Hyoga sorriu-lhe, e Charis levou alguns segundos para decidir. Não podia hesitar, ou o exército seria atacado desprevenido.
“Está bem, mestre.”
“É assim que gosto. Eu estarei com você, vamos!”
Quando pousaram, a voz de Hyoga elevou-se entre os homofalcos.
“Escutem, colegas! Escutem a sua futura líder, Charis! Nós vamos expulsar esses invasores de nossas terras, com as nossas próprias forças! Em formação!”
“Um terço deve dar a volta para atacá-los quando eu der o sinal, neutralizem os seus cosmos”, ordenou Charis. “O resto vem comigo e Hyoga. Mantenham-se no ar! Anatole, comande o grupo menor pelo lado! Vamos rápido!”
Os homofalcos estranharam, mas obedeceram sem questionar, por Hyoga estar por perto. Os gritos de guerra ecoaram do grupo menor, enquanto Charis voava à frente.
“Mestre, pode segurar-se pelo meu cinto?”
“É claro.”
Hyoga manteve-se no ar com Charis segurando-lhe o robusto cinto de couro e deixando os braços da discípula livres para lutar. Ele mesmo deixou um dos braços livres para ajudá-la no embate, pois queria tê-la a salvo ao final da guerra. O grupo comandado por Anatole desapareceu na neve, e eles avançaram junto ao encontro com o exército inimigo. Charis queimou o cosmos, assim como Hyoga.
“Mestre…”
“Fique calma, nós vamos conseguir. Se errar, eu estarei aqui para ajudar.”

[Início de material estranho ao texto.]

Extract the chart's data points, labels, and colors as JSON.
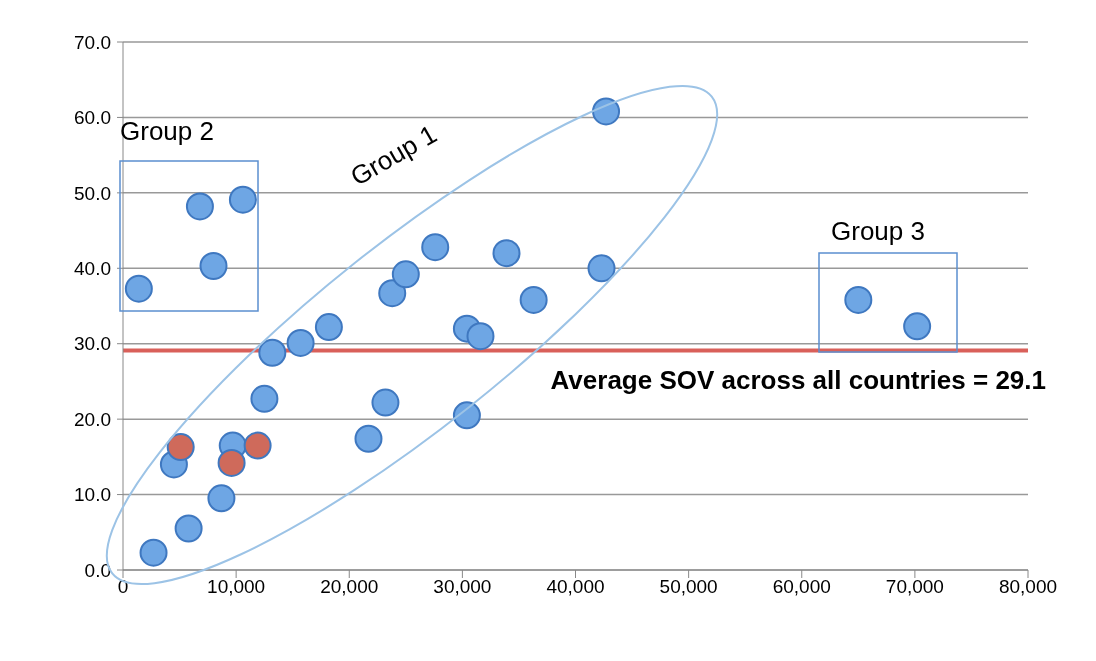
{
  "chart_data": {
    "type": "scatter",
    "xlim": [
      0,
      80000
    ],
    "xticks": [
      {
        "value": 0,
        "label": "0"
      },
      {
        "value": 10000,
        "label": "10,000"
      },
      {
        "value": 20000,
        "label": "20,000"
      },
      {
        "value": 30000,
        "label": "30,000"
      },
      {
        "value": 40000,
        "label": "40,000"
      },
      {
        "value": 50000,
        "label": "50,000"
      },
      {
        "value": 60000,
        "label": "60,000"
      },
      {
        "value": 70000,
        "label": "70,000"
      },
      {
        "value": 80000,
        "label": "80,000"
      }
    ],
    "ylim": [
      0,
      70
    ],
    "yticks": [
      {
        "value": 0,
        "label": "0.0"
      },
      {
        "value": 10,
        "label": "10.0"
      },
      {
        "value": 20,
        "label": "20.0"
      },
      {
        "value": 30,
        "label": "30.0"
      },
      {
        "value": 40,
        "label": "40.0"
      },
      {
        "value": 50,
        "label": "50.0"
      },
      {
        "value": 60,
        "label": "60.0"
      },
      {
        "value": 70,
        "label": "70.0"
      }
    ],
    "grid": "y",
    "legend": false,
    "marker": "circle",
    "series": [
      {
        "color": "#6ea6e4",
        "x": [
          2700,
          5800,
          8700,
          4500,
          9700,
          12500,
          13200,
          15700,
          18200,
          21700,
          23200,
          23800,
          25000,
          27600,
          30400,
          30400,
          31600,
          33900,
          36300,
          42300,
          42700,
          1400,
          6800,
          8000,
          10600,
          65000,
          70200
        ],
        "values": [
          2.3,
          5.5,
          9.5,
          14,
          16.5,
          22.7,
          28.8,
          30.1,
          32.2,
          17.4,
          22.2,
          36.7,
          39.2,
          42.8,
          20.5,
          32,
          31,
          42,
          35.8,
          40,
          60.8,
          37.3,
          48.2,
          40.3,
          49.1,
          35.8,
          32.3
        ]
      },
      {
        "color": "#cf6a5b",
        "x": [
          5100,
          9600,
          11900
        ],
        "values": [
          16.3,
          14.2,
          16.5
        ]
      }
    ],
    "ref_lines": [
      {
        "axis": "y",
        "value": 29.1,
        "label": "Average SOV across all countries = 29.1",
        "color": "#d9605a"
      }
    ],
    "annotations": [
      "Group 1",
      "Group 2",
      "Group 3"
    ]
  }
}
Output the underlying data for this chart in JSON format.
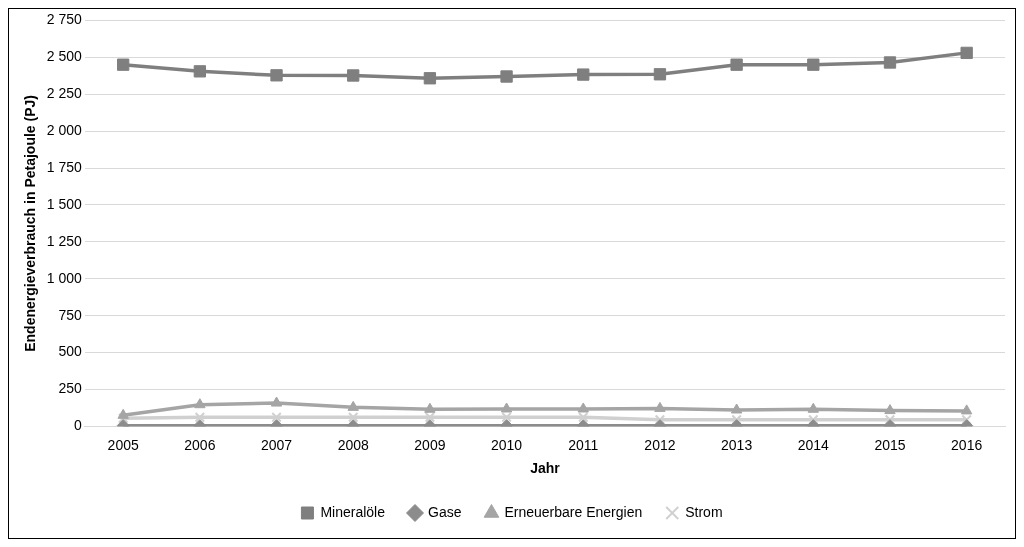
{
  "chart_data": {
    "type": "line",
    "xlabel": "Jahr",
    "ylabel": "Endenergieverbrauch in Petajoule (PJ)",
    "categories": [
      "2005",
      "2006",
      "2007",
      "2008",
      "2009",
      "2010",
      "2011",
      "2012",
      "2013",
      "2014",
      "2015",
      "2016"
    ],
    "series": [
      {
        "name": "Mineralöle",
        "color": "#7f7f7f",
        "marker": "square",
        "values": [
          2450,
          2405,
          2378,
          2377,
          2358,
          2370,
          2383,
          2385,
          2450,
          2450,
          2465,
          2530
        ]
      },
      {
        "name": "Gase",
        "color": "#8c8c8c",
        "marker": "diamond",
        "values": [
          5,
          5,
          5,
          5,
          5,
          5,
          5,
          5,
          5,
          5,
          5,
          5
        ]
      },
      {
        "name": "Erneuerbare Energien",
        "color": "#a5a5a5",
        "marker": "triangle",
        "values": [
          75,
          147,
          158,
          129,
          116,
          118,
          118,
          122,
          111,
          116,
          107,
          105
        ]
      },
      {
        "name": "Strom",
        "color": "#d0d0d0",
        "marker": "cross",
        "values": [
          55,
          62,
          62,
          62,
          62,
          62,
          62,
          45,
          45,
          45,
          45,
          45
        ]
      }
    ],
    "ylim": [
      0,
      2750
    ],
    "yticks": [
      {
        "value": 0,
        "label": "0"
      },
      {
        "value": 250,
        "label": "250"
      },
      {
        "value": 500,
        "label": "500"
      },
      {
        "value": 750,
        "label": "750"
      },
      {
        "value": 1000,
        "label": "1 000"
      },
      {
        "value": 1250,
        "label": "1 250"
      },
      {
        "value": 1500,
        "label": "1 500"
      },
      {
        "value": 1750,
        "label": "1 750"
      },
      {
        "value": 2000,
        "label": "2 000"
      },
      {
        "value": 2250,
        "label": "2 250"
      },
      {
        "value": 2500,
        "label": "2 500"
      },
      {
        "value": 2750,
        "label": "2 750"
      }
    ],
    "grid": "y",
    "legend": "bottom",
    "line_style": "solid"
  }
}
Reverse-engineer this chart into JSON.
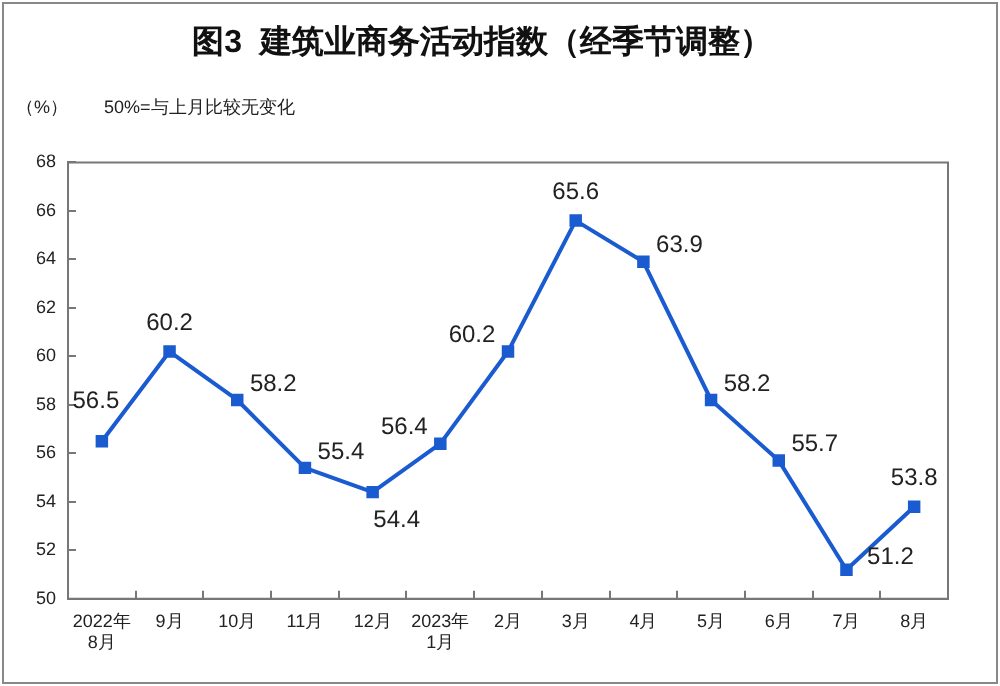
{
  "chart_data": {
    "type": "line",
    "title": "图3  建筑业商务活动指数（经季节调整）",
    "ylabel": "（%）",
    "annotations": [
      "50%=与上月比较无变化"
    ],
    "categories": [
      "2022年\n8月",
      "9月",
      "10月",
      "11月",
      "12月",
      "2023年\n1月",
      "2月",
      "3月",
      "4月",
      "5月",
      "6月",
      "7月",
      "8月"
    ],
    "series": [
      {
        "color": "#1a5bd0",
        "values": [
          56.5,
          60.2,
          58.2,
          55.4,
          54.4,
          56.4,
          60.2,
          65.6,
          63.9,
          58.2,
          55.7,
          51.2,
          53.8
        ]
      }
    ],
    "ylim": [
      50,
      68
    ],
    "yticks": [
      50,
      52,
      54,
      56,
      58,
      60,
      62,
      64,
      66,
      68
    ],
    "grid": false,
    "legend": false,
    "marker": "square",
    "line_style": "solid",
    "data_labels": true
  }
}
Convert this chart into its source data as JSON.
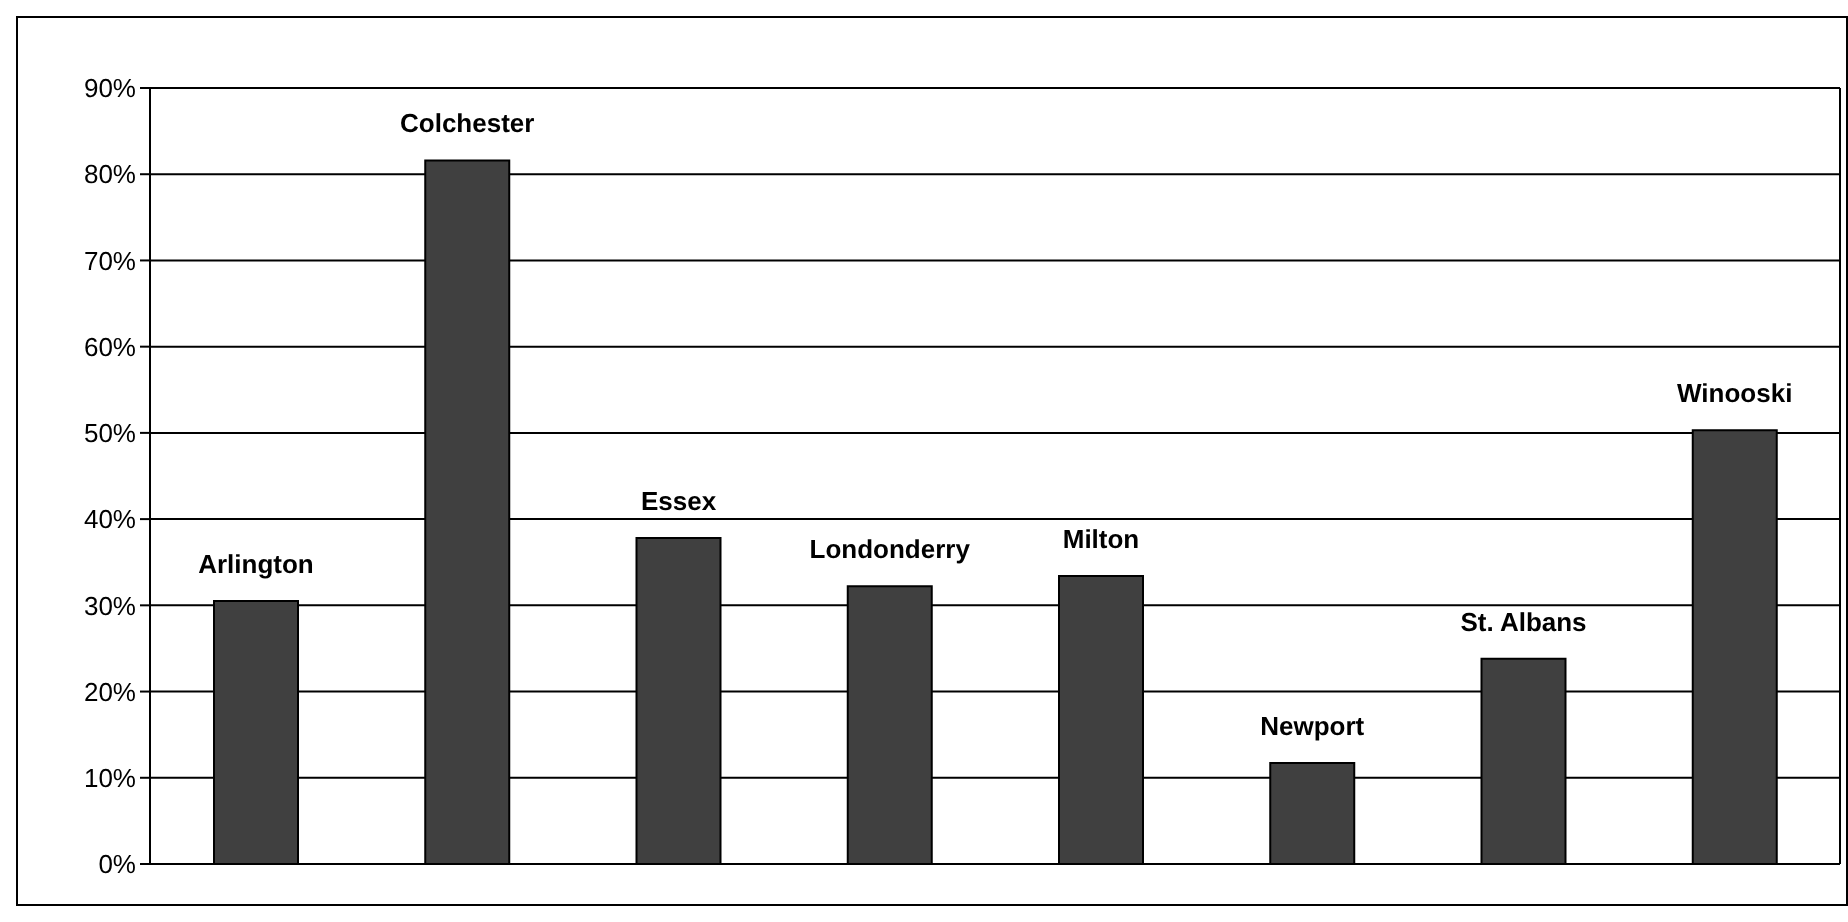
{
  "chart_data": {
    "type": "bar",
    "categories": [
      "Arlington",
      "Colchester",
      "Essex",
      "Londonderry",
      "Milton",
      "Newport",
      "St. Albans",
      "Winooski"
    ],
    "values": [
      30.5,
      81.6,
      37.8,
      32.2,
      33.4,
      11.7,
      23.8,
      50.3
    ],
    "color": "#404040",
    "ylim": [
      0,
      90
    ],
    "yticks": [
      {
        "value": 0,
        "label": "0%"
      },
      {
        "value": 10,
        "label": "10%"
      },
      {
        "value": 20,
        "label": "20%"
      },
      {
        "value": 30,
        "label": "30%"
      },
      {
        "value": 40,
        "label": "40%"
      },
      {
        "value": 50,
        "label": "50%"
      },
      {
        "value": 60,
        "label": "60%"
      },
      {
        "value": 70,
        "label": "70%"
      },
      {
        "value": 80,
        "label": "80%"
      },
      {
        "value": 90,
        "label": "90%"
      }
    ],
    "grid": "y",
    "legend": false
  }
}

Era normal que ficasse nervosa. Como mestre, Hyoga precisava mantê-la calma e coordenar os seus movimentos.
“Voem, homofalcos!”
Todos os soldados imediatamente ergueram-se no ar, e Charis viu-se livre para executar o movimento que pouparia ao exército muitos choques de espadas. Queimou o cosmos, o mais forte que pôde, e anunciou, enquanto derramava sobre os inimigos um mar de fogo.
“Magma Flood!”
Era como varrer todos os humanos. Não estando preparados para tal ataque, os homens queimaram seus cosmos, mas apenas alguns puderam defender-se da forte rajada incandescente de Charis. O mar vermelho arrastou gritos de desespero e ergueu sobre o campo de batalha uma imensa nuvem de vapor que cobriu a visão de todos. A invisibilidade não os deixou mais tímidos; pelo contrário, proporcionou a Charis a chance perfeita para atacar, tanto pelo lado quanto pela frente. Entretanto, não teve pressa.
“Primeiro grupo, avante!”
As asas velozes despencaram sobre o exército inimigo, enquanto Charis voou entre os soldados mais fortes e distribuiu, em conjunto com o mestre, ataques certeiros e decisivos do embate. A homofalca tirou a espada da bainha e decepou cabeças em vôos rasantes, fazendo com que os homofalcos inimigos resolvessem derrubá-la primeiro. Hyoga não permitiu que se aproximassem livremente. Queimou o cosmos e lançou um amplo Diamond Dust que acabou com quase todos que vieram atacá-los.
Notando que alguns ainda se aproximavam por terem cosmos mais fortes, Charis guardou a espada e ergueu os dois braços unidos no ar. Hyoga assentiu-lhe com a cabeça e uniu seu poder ao dela.
No momento seguinte, a poderosa combinação de Aurora Thunder Attack e Diamond Dust congelou vários soldados e auxiliou o avanço dos homofalcos aliados pelo campo de batalha. Satisfeita, Charis voou mais alto para ter uma visão geral dos inimigos. Percebeu, ao longe, que mais um batalhão chegava para enfrentá-los.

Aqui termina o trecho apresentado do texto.